Трубецкая поняла, к чему он ведет речь; в ее душе зашевелилась непонятная против него злоба, и она насмешливо прервала его:

– Я не замечала этого, так как никогда ничего иного и не предполагала.

Темные глаза Головкина сверкнули злобным огоньком, и он, чувствуя, что она над ним насмехается, захотел скорее дойти до конца.

– Насколько я помню, – проговорил он с заметным волнением, – вы ранее несколько отделяли меня от толпы простых знакомых, но, если вам угодно забыть об этом – я настаивать не буду и только скажу вам, княгиня, что я никогда не был слепым человеком и никогда не был человеком глупым.

По губам Трубецкой пробежала усмешка. Он поймал эту усмешку и вспыхнул до корней волос.

– Ни для кого в Петербурге, – продолжал он, – не тайна, что я люблю вас, ни для кого в Петербурге не тайна, что я хотел сделать вам предложение и был бы очень счастлив, если бы вы приняли его.

Он хотел продолжать, но Анна Николаевна резко перебила его:

– Вы можете не продолжать, граф; мне ясно, к чему вы все это говорите и о чем хотите сказать. Я не сомневаюсь, что вы были бы очень счастливы жениться на вдове князя Трубецкого, но я, граф, не нахожу никакого счастья в этом и совсем не хочу пока менять свою фамилию.

Головкин не только побледнел, но даже позеленел от злости, и лицо его исказилось судорогой.

– Другими словами, значит, вы мне отказываете?

– Вы не ошиблись, но только примите к сведению, Александр Иванович, что я вам отказываю не потому, что вы мне не нравитесь, чтоб я вас считала нехорошим человеком, а просто потому, что я не хочу выходить замуж, что мне моя вдовья свобода дороже новых золотых цепей замужества; я отказываю вам так же, как отказала уже многим, искавшим моей руки.

Головкин никогда не отличался большою сдержанностью. Он всегда был груб и раздражителен, нередко забывая разницу между казармами и светской гостиной, но разрушение его планов, этот отказ, которого он никак не ждал от Трубецкой, окончательно лишили его самообладания. Он дерзко рассмеялся и почти выкрикнул:

– Вы совершенно напрасно хотите позолотить эту пилюлю! Повторяю вам, что я никогда не был глупцом и прекрасно вижу, в чем дело. Прежде в вас никто не замечал, а я тем менее, желания остаться вдовой.

Анна Николаевна усмехнулась:

– Вы совсем забываетесь, сударь!
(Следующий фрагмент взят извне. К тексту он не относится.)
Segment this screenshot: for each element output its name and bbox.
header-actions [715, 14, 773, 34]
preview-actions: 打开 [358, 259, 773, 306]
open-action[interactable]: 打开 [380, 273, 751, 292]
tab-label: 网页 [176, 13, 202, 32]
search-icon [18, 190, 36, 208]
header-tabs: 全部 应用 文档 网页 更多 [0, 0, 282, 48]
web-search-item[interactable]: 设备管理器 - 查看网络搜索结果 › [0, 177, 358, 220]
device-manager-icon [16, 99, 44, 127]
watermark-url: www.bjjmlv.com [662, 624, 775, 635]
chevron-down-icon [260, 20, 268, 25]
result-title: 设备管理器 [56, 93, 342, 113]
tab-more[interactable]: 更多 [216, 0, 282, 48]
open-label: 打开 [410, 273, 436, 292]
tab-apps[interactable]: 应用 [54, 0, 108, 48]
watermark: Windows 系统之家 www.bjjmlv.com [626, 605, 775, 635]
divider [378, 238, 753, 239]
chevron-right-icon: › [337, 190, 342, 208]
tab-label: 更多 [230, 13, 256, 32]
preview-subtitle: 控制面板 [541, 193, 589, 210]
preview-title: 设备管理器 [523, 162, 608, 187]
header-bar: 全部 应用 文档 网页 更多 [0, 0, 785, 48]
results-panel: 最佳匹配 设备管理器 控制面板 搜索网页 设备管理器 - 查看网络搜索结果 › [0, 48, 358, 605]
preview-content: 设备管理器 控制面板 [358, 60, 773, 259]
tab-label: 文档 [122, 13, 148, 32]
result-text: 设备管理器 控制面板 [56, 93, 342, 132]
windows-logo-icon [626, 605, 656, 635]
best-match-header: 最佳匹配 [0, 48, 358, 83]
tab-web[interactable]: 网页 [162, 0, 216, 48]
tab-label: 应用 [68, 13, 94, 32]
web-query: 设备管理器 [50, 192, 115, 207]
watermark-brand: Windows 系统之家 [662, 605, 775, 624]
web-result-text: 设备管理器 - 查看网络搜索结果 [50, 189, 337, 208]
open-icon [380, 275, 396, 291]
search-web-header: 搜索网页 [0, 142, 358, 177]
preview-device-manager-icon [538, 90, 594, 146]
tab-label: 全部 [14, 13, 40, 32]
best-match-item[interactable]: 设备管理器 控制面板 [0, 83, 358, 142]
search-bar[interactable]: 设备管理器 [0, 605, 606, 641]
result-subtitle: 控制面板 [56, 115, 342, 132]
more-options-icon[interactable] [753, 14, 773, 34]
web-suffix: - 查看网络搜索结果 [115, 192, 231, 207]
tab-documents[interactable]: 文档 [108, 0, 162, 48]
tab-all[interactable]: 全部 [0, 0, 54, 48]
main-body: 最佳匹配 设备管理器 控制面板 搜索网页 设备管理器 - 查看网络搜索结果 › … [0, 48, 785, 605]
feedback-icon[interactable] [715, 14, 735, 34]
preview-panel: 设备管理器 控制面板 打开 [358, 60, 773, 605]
Кажется, я вольна в своих поступках, и мне некому отдавать в них отчета.

– Я и не требую у вас отчета, я просто высказываю свое удивление и, кажется, имею полное право на это.

– Я вам не давала такого права и никогда не дам.

– Неправда! – прошипел он, почти вплотную наклонясь к ней. – Вы принимали мои ухаживания, вы не противоречили толкам о возможности брака между нами, вы слышали, что меня называют вашим женихом, вашим будущим мужем, и ясно было всем, что вы нисколько не против этого.

Анна Николаевна, бледная, трепещущая, с злыми слезами на глазах, стала во весь рост.

– Вы возмутительно ведете себя, сударь! – проговорила она дрогнувшим голосом. – Вот теперь, сейчас, несмотря на то что вы не имеете надо мной никакой власти, вы позволяете себе обращаться со мной так дерзко и грубо, как это водится, может быть, только между мужиками… Согласитесь сами, что было бы слишком глупо сделаться женою дикаря.

Она повернулась и, даже не кивнув ему, направилась к дверям.

– Постойте! – крикнул он, догоняя ее. – Вы хорошо обдумали последствия своего отказа?

Она полуобернулась к нему и смерила его с ног до головы презрительным взглядом.

– Мне нечего обдумывать, мое решение неизменно! – проговорила она твердо. – Вашей женой я никогда не буду и надеюсь, что если нам и придется когда-нибудь еще раз встретиться с вами, то вы не будете настолько дерзки, чтобы разыгрывать моего знакомого – я с вами больше незнакома! – И, произнеся эти заключительные слова самым презрительным тоном, княгиня быстро шагнула к двери, точно боясь, что граф ее опять остановит, и торопливо притворила ее за собой.

Оставшись один, Головкин злобно рассмеялся и кинул на дверь, за которой скрылась княгиня Трубецкая, такой страшный взгляд, что если бы молодая женщина подсмотрела его, то, конечно, в ее сердце родились бы опасения.